- Sire: Espresso
- Grandsire: Acropolis
- Dam: Zambara
- Damsire: Mossborough
- Sex: Stallion
- Foaled: 1971
- Country: Ireland
- Colour: Chestnut
- Breeder: Citadel Stud Establishment
- Owner: Gerald A. Oldham (Racing silks: Chocolate & white hoops, white cap)
- Trainer: François Boutin
- Record: 24: 10-5-2
- Earnings: £270,780

Major wins
- Ascot Gold Cup (1975, 1976, 1977) Grand Prix de Paris (1974) Prix de Barbeville (1976) Prix du Cadran (1976)

Awards
- Timeform rating: 133

Honours
- Sagaro Stakes at Ascot Racecourse

= Sagaro =

Irish-bred, Thoroughbred racehorse (1971–1986)

Sagaro (1971-1986) was an Irish-bred, French-trained thoroughbred racehorse.

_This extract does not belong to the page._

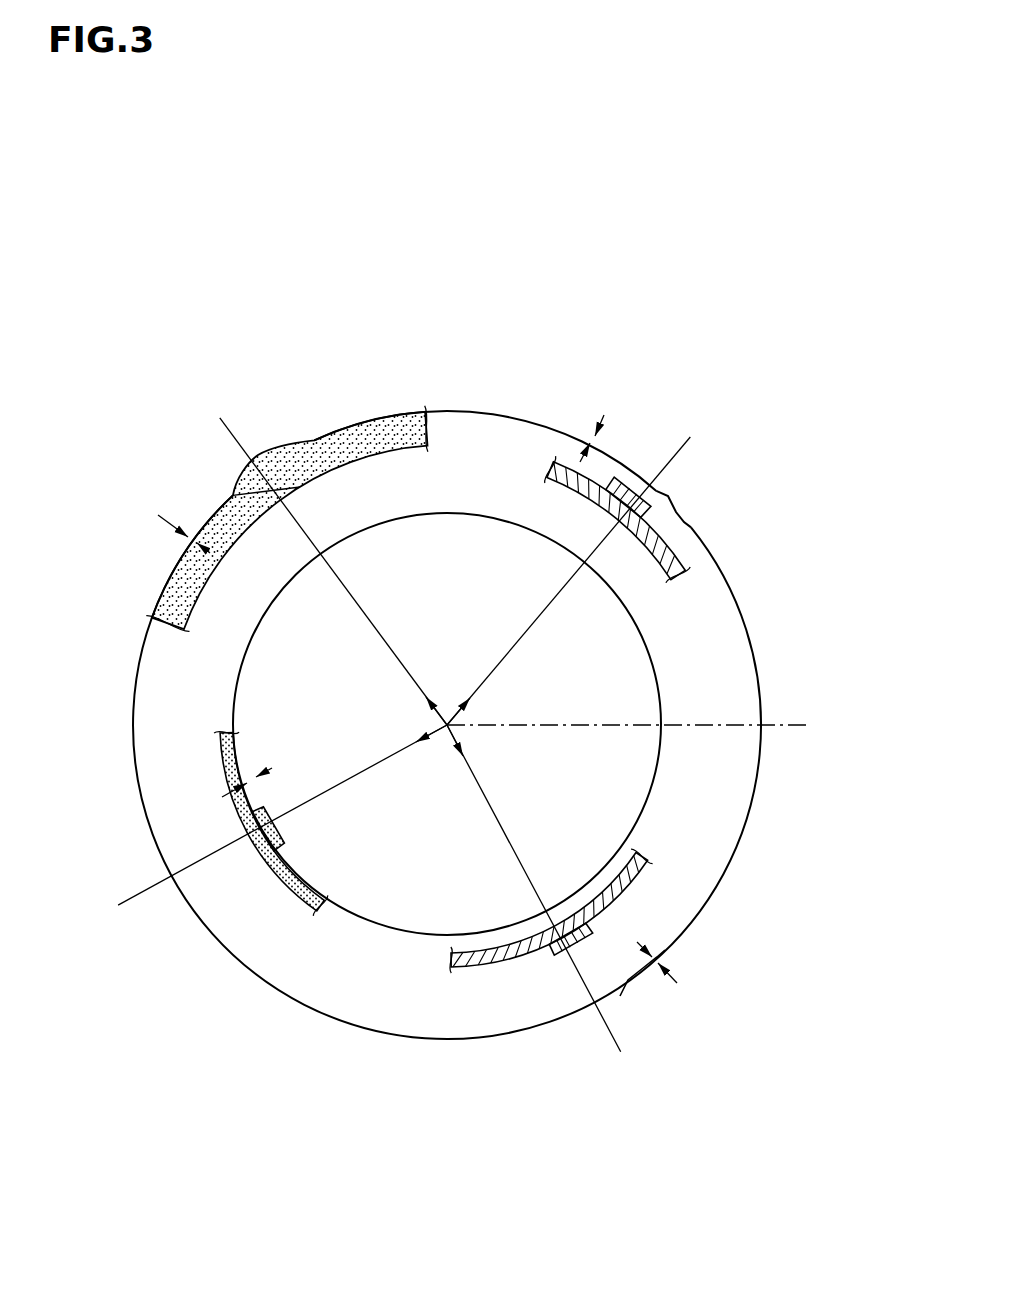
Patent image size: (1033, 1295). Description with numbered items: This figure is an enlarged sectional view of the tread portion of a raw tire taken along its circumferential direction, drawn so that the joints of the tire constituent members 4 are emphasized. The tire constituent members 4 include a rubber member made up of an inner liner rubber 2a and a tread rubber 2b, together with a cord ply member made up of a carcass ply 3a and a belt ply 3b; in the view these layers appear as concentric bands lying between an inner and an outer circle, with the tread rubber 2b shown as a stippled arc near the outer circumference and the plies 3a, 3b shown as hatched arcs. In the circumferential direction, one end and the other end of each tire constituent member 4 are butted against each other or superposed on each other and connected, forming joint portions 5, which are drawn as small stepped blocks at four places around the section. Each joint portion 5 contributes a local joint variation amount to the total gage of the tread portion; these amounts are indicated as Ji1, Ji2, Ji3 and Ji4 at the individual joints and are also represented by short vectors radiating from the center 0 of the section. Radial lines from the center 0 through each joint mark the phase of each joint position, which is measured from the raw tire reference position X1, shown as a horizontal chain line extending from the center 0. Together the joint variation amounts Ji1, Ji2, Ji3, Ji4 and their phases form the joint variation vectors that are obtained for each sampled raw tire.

He is regarded as one of the best stayers ever in Europe on the Flat.

==Background==
Sagaro was a chestnut horse bred by his owner Gerald Oldham, the Geneva-based financier and owner of Citadel Stud, Co Kildare. His sire Espresso, a half brother to the leading Australasian sire King of Babylon, won ten races including the Newbury Summer Cup, Vaux Gold Tankard and the Grosser Preis von Baden twice. He was also fourth in the Washington International. Sagaro's dam was half-sister to Mr Oldham's Chicago who won the Henry II Stakes at Sandown and Cumberland Lodge Stakes at Ascot.

==Racing career==
Sagaro was trained at Lamorlaye in France by François Boutin. He won in every season from 1973 to 1977. As a two year old he ran three times winning once over 8.5 furlongs on good ground.

===1974: three-year-old season===

In 1974 as a three-year-old Sagaro won four races from 12 furlongs to just short of two miles. His campaign started with a win over 12 furlongs on good ground in the Prix Canot at Saint-Cloud. On April 21 he finished 4th over 10 furlongs plus on good ground in the Prix Daru at Longchamp, ridden by Lester Piggott.Sagaro then won the Prix Lovelace at Maisons-Laffitte again over 12 furlongs. The next race was the 1 mile 7 furlong Prix de Esperance against 6 rivals which he won by 2 and 1/2 lengths on yielding ground again ridden by Lester Piggott. Sagaro "won as his jockey pleased" according to Timeform.

Sagaro's first major success came in the Grand Prix de Paris over nearly 2 miles on Sunday 30 June 1974 at Longchamp. He won on soft ground in a field of 18 by two lengths "hands down" from Bustino Timeform Racehorses of 1974 said "Two furlongs out Sagaro moved through smoothly and strongly on the outside; in a few strides the whole complexion of the race changed.. it was all over" Lester Piggott his regular jockey said of the performance "he won in great style" and "Sagaro had much more speed than the average stayer and no matter how long the race could produce a dazzling turn of foot in the closing stages". Sagaro was rated 131 in 1974 by Timeform who concluded he was "a very good stayer". Sagaro completed his 3yo season by dropping back to a mile and a half running second in the Prix Niel before finishing unplaced behind Allez France in the Prix de l'Arc de Triomphe.

===1975–1977===
In 1975 he won his first Ascot Gold Cup, his only win from six starts that year. In his second race, the Prix Du Cadran in May, he was second to Le Bavard, having been set too much to do and not being quite fully fit according to his trainer. In the Ascot Gold Cup, the placings were reversed with Sagaro a four-length winner, which Timeform believed could have been double that had his jockey wished. Sagaro was settled easily and travelling much the best before settling the matter in a few strides inside the final furlong. His form was not as good in subsequent races at shorter distances and an injury at Deauville in August ruled him out for the rest of the season.

The following season, he won the Prix de Barbeville and the Prix du Cadran in France before returning to Ascot to win a second Ascot Gold Cup by a length from Crash Course. ″Purring ahead with the restrained power of a murmuring Rolls-Royce in mass production traffic, Sagaro inched away from Crash Course to stroll over the line unextended, with a length advantage″. Timeform wrote "Sagaro was emphatically the best of a vintage collection of out and out stayers in 1976". They gave him a rating of 129.

In 1977 he won his third consecutive Ascot Gold Cup, which at that time was a record. In his autobiography, English champion jockey Lester Piggott, who rode Sagaro in all his major races, described him as "the greatest long-distance horse I ever rode".

==Stud record==
Sagaro retired to The National Stud in England in 1977 and died in 1986.

Gerald Oldham said of him "He was a marvellous racehorse and one of the greatest stayers. It was just as much of a thrill to have bred him as to have raced him. Champions like him don't come along often."